El Jockey di Luis Ortega offre una narrazione intrigante e complessa, esplorando il tema dell'identità attraverso il protagonista Remo.
Argomenti trattati
Il film “El Jockey”, diretto da Luis Ortega, si propone di immergerci nelle sfide dell’identità e nella ricerca personale attraverso un linguaggio cinematografico che mescola sapientemente elementi di thriller e drammaturgia interiore. La trama segue le vicende di Remo, interpretato da Nahuel Pérez Biscayart, un personaggio che si confronta con i propri demoni in un viaggio che, sebbene inizi con premesse intriganti, rischia di perdersi tra il desiderio di innovare e la tentazione di adagiarsi su uno stile collaudato, evocando le opere di registi come Aki Kaurismäki. Ti sei mai trovato di fronte a un film che promette tanto ma lascia alla fine una sensazione di incompletezza?
La pellicola si apre con una corsa tra un cavallo e un cane, una metafora potente del conflitto tra ambizione e vulnerabilità. Tuttavia, il ritmo del film sembra restare un po’ in superficie, soprattutto quando si tratta di sviluppare i personaggi secondari. Prendi ad esempio la figura di Abril, interpretata da Úrsula Corberó: il suo personaggio, pur avendo potenzialità, resta in secondo piano, sacrificato sull’altare dell’introspezione di Remo. Questo focus esclusivo sulle esperienze del protagonista limita la possibilità di un’esplorazione più profonda delle dinamiche relazionali che avrebbero potuto arricchire la narrazione. Non trovi che una buona storia richieda anche personaggi ben sviluppati?

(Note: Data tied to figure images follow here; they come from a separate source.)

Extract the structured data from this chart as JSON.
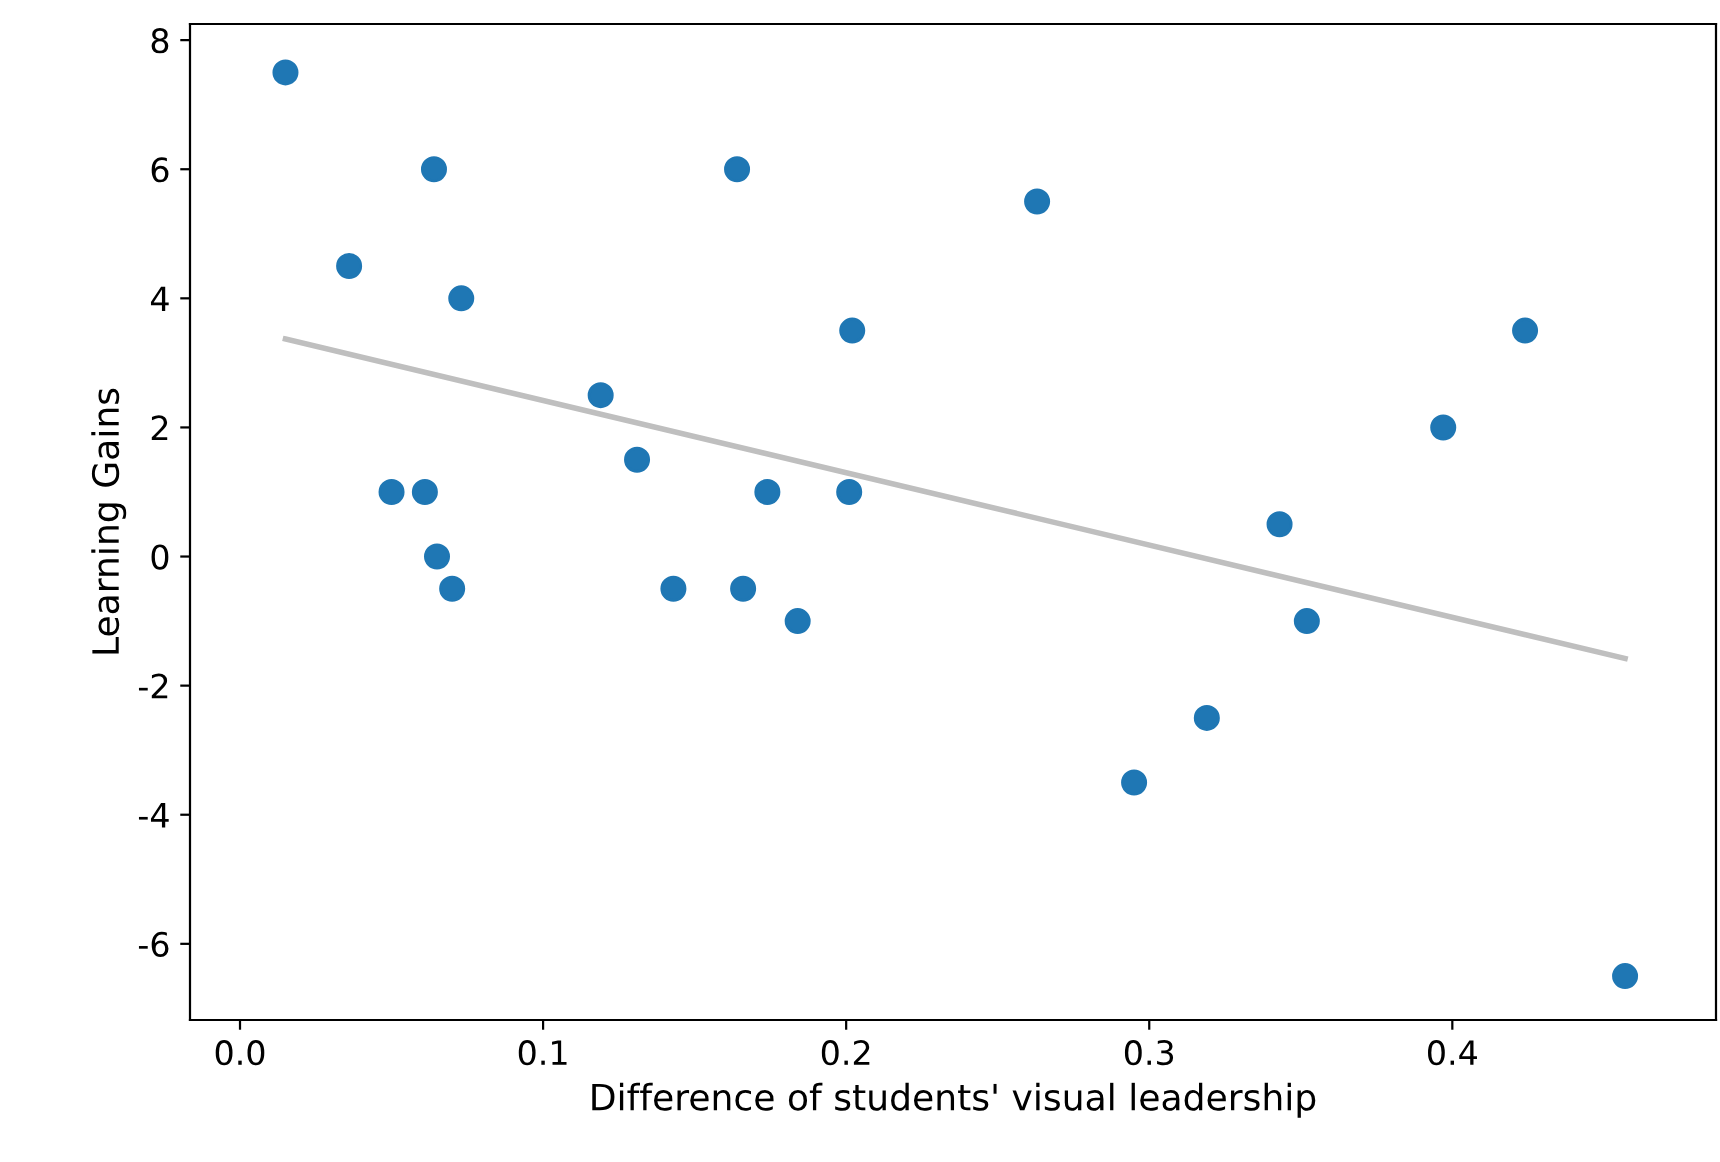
{
  "chart_data": {
    "type": "scatter",
    "xlabel": "Difference of students' visual leadership",
    "ylabel": "Learning Gains",
    "xlim": [
      -0.0165,
      0.487
    ],
    "ylim": [
      -7.18,
      8.25
    ],
    "xticks": [
      {
        "value": 0,
        "label": "0.0"
      },
      0.1,
      0.2,
      0.3,
      0.4
    ],
    "yticks": [
      -6,
      -4,
      -2,
      0,
      2,
      4,
      6,
      8
    ],
    "grid": false,
    "series": [
      {
        "type": "line",
        "marker": "none",
        "color": "#bfbfbf",
        "x": [
          0.015,
          0.457
        ],
        "values": [
          3.37,
          -1.58
        ]
      },
      {
        "marker": "circle",
        "color": "#1f77b4",
        "x": [
          0.015,
          0.036,
          0.064,
          0.073,
          0.05,
          0.061,
          0.065,
          0.07,
          0.119,
          0.131,
          0.143,
          0.164,
          0.166,
          0.174,
          0.184,
          0.201,
          0.202,
          0.263,
          0.295,
          0.319,
          0.343,
          0.352,
          0.397,
          0.424,
          0.457
        ],
        "values": [
          7.5,
          4.5,
          6,
          4,
          1,
          1,
          0,
          -0.5,
          2.5,
          1.5,
          -0.5,
          6,
          -0.5,
          1,
          -1,
          1,
          3.5,
          5.5,
          -3.5,
          -2.5,
          0.5,
          -1,
          2,
          3.5,
          -6.5
        ]
      }
    ]
  }
}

Ortega, noto per la sua abilità nel sondare le complessità delle relazioni umane, sembra in questo caso perdere di vista l’equilibrio necessario tra bellezza e dramma. La ricerca di Remo della sua identità, pur essendo il fulcro dell’opera, non riesce a coinvolgere il pubblico come avrebbe potuto, lasciando molte domande senza risposta. È come se ci fosse un potenziale inespresso che aleggia nell’aria, rendendo la visione del film un’esperienza in parte insoddisfacente.
“El Jockey” si distingue per una direzione artistica che riflette un desiderio di innovazione, ma che finisce per ripetere modelli già visti. Ortega sembra ritrovare un rifugio nelle scelte stilistiche di Kaurismäki, come evidenziato dalla fotografia di Timo Salminen. Le inquadrature fisse e i silenzi prolungati, pur evocando una certa profondità, a volte ostacolano la fluidità della narrazione. La competizione tra il cavallo e il cane da corsa, simbolo di sfida e ricerca interiore, si interrompe bruscamente, lasciando il pubblico con un senso di attesa mai soddisfatta. Ti sei mai chiesto se il silenzio possa parlare più delle parole?

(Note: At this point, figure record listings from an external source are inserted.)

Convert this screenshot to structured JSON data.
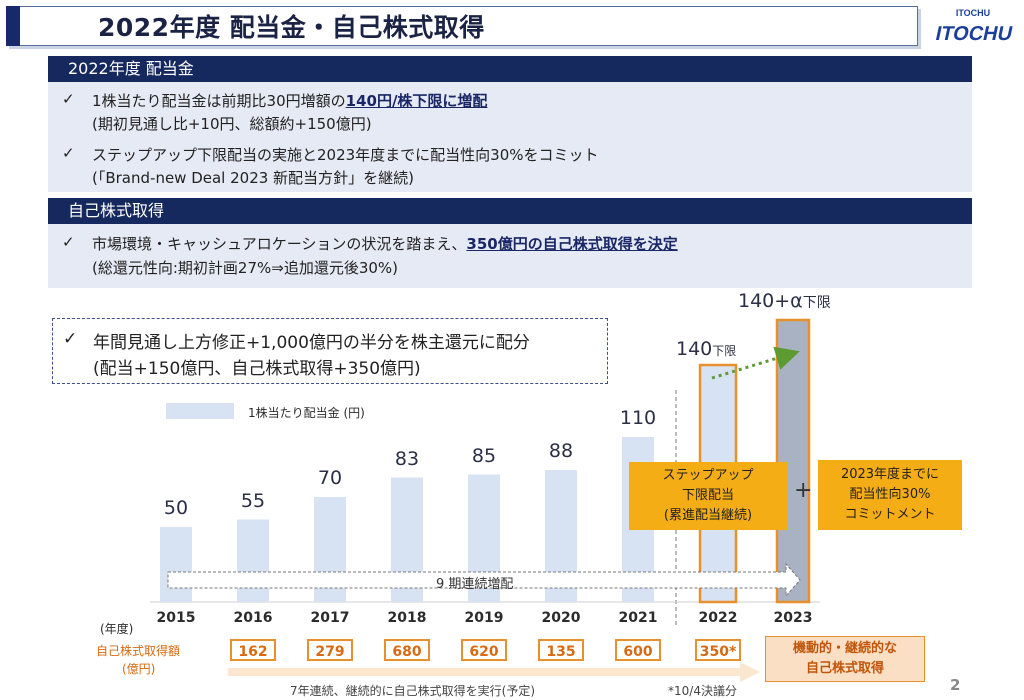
{
  "title": "2022年度 配当金・自己株式取得",
  "logo": {
    "text_top": "ITOCHU",
    "text_main": "ITOCHU"
  },
  "section1": {
    "header": "2022年度 配当金",
    "items": [
      {
        "pre": "1株当たり配当金は前期比30円増額の",
        "em": "140円/株下限に増配",
        "post": "",
        "sub": "(期初見通し比+10円、総額約+150億円)"
      },
      {
        "pre": "ステップアップ下限配当の実施と2023年度までに配当性向30%をコミット",
        "em": "",
        "post": "",
        "sub": "(「Brand-new Deal 2023 新配当方針」を継続)"
      }
    ]
  },
  "section2": {
    "header": "自己株式取得",
    "items": [
      {
        "pre": "市場環境・キャッシュアロケーションの状況を踏まえ、",
        "em": "350億円の自己株式取得を決定",
        "post": "",
        "sub": "(総還元性向:期初計画27%⇒追加還元後30%)"
      }
    ]
  },
  "callout": {
    "line1": "年間見通し上方修正+1,000億円の半分を株主還元に配分",
    "line2": "(配当+150億円、自己株式取得+350億円)"
  },
  "chart_data": {
    "type": "bar",
    "legend": "1株当たり配当金 (円)",
    "categories": [
      "2015",
      "2016",
      "2017",
      "2018",
      "2019",
      "2020",
      "2021",
      "2022",
      "2023"
    ],
    "values": [
      50,
      55,
      70,
      83,
      85,
      88,
      110,
      140,
      null
    ],
    "labels": [
      "50",
      "55",
      "70",
      "83",
      "85",
      "88",
      "110",
      "140",
      "140+α"
    ],
    "label_suffix_2022": "下限",
    "label_suffix_2023": "下限",
    "year_unit": "(年度)",
    "streak_label": "9 期連続増配",
    "step_up_note": "ステップアップ\n下限配当\n(累進配当継続)",
    "plus_sign": "+",
    "commit_note": "2023年度までに\n配当性向30%\nコミットメント"
  },
  "buyback": {
    "label_line1": "自己株式取得額",
    "label_line2": "(億円)",
    "values": [
      "162",
      "279",
      "680",
      "620",
      "135",
      "600",
      "350*"
    ],
    "future_line1": "機動的・継続的な",
    "future_line2": "自己株式取得",
    "arrow_text": "7年連続、継続的に自己株式取得を実行(予定)",
    "footnote": "*10/4決議分"
  },
  "page_number": "2",
  "colors": {
    "navy": "#16295f",
    "bar": "#d7e2f3",
    "orange": "#f5ad15",
    "orange_line": "#e8902d"
  }
}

Ortega ha dimostrato in passato una notevole capacità di raccontare storie complesse e coinvolgenti. Tuttavia, con “El Jockey”, sembra trovarsi in una fase di transizione, dove l’accumulo di stili e influenze varie non riesce a coagulare un messaggio chiaro e incisivo. La bellezza dell’amore e della felicità viene solo accennata, senza mai esplorare a fondo la loro vera essenza. Non è frustrante quando un film tocca solo la superficie di temi così profondi?

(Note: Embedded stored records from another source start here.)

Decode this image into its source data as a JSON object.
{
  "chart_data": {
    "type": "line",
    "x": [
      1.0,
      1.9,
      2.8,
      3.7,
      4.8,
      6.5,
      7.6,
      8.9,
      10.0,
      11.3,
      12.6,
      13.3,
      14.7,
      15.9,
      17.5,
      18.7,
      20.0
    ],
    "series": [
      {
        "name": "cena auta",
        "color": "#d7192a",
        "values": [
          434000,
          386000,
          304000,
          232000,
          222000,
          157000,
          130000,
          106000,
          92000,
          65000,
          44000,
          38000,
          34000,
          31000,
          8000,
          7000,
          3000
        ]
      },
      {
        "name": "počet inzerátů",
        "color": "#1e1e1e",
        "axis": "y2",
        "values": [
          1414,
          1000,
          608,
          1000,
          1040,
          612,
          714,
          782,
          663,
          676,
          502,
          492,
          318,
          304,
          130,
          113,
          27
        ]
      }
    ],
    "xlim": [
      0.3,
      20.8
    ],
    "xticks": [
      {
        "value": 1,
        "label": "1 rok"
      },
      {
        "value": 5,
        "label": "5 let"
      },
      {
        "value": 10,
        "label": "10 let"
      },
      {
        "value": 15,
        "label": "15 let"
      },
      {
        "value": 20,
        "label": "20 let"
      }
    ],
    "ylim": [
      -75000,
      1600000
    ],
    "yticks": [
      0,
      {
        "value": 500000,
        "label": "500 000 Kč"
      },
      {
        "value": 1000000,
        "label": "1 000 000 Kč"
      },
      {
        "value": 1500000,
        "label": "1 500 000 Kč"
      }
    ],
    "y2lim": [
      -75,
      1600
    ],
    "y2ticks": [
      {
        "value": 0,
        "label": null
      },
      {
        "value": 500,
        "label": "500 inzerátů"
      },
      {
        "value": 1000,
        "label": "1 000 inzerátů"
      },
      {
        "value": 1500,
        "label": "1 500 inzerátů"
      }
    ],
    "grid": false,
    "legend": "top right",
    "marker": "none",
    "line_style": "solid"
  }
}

In definitiva, “El Jockey” si presenta come un’opera ambiziosa ma imperfetta, oscillando tra il desiderio di innovare e la tentazione di conformarsi. La performance di Nahuel Pérez Biscayart nel ruolo di Remo è uno dei punti forti del film, riuscendo a trasmettere il tormento e la vulnerabilità del suo personaggio. La pellicola invita a riflettere sulla complessità dell’identità umana, ma al contempo lascia una sensazione di incompletezza. La critica si interroga quindi su quale direzione prenderà Luis Ortega nel suo prossimo progetto e se avrà il coraggio di abbracciare completamente la sua visione artistica, liberandosi dalle influenze stilistiche che potrebbero limitarne l’espressione. Che ne pensi, riuscirà a trovare la sua strada?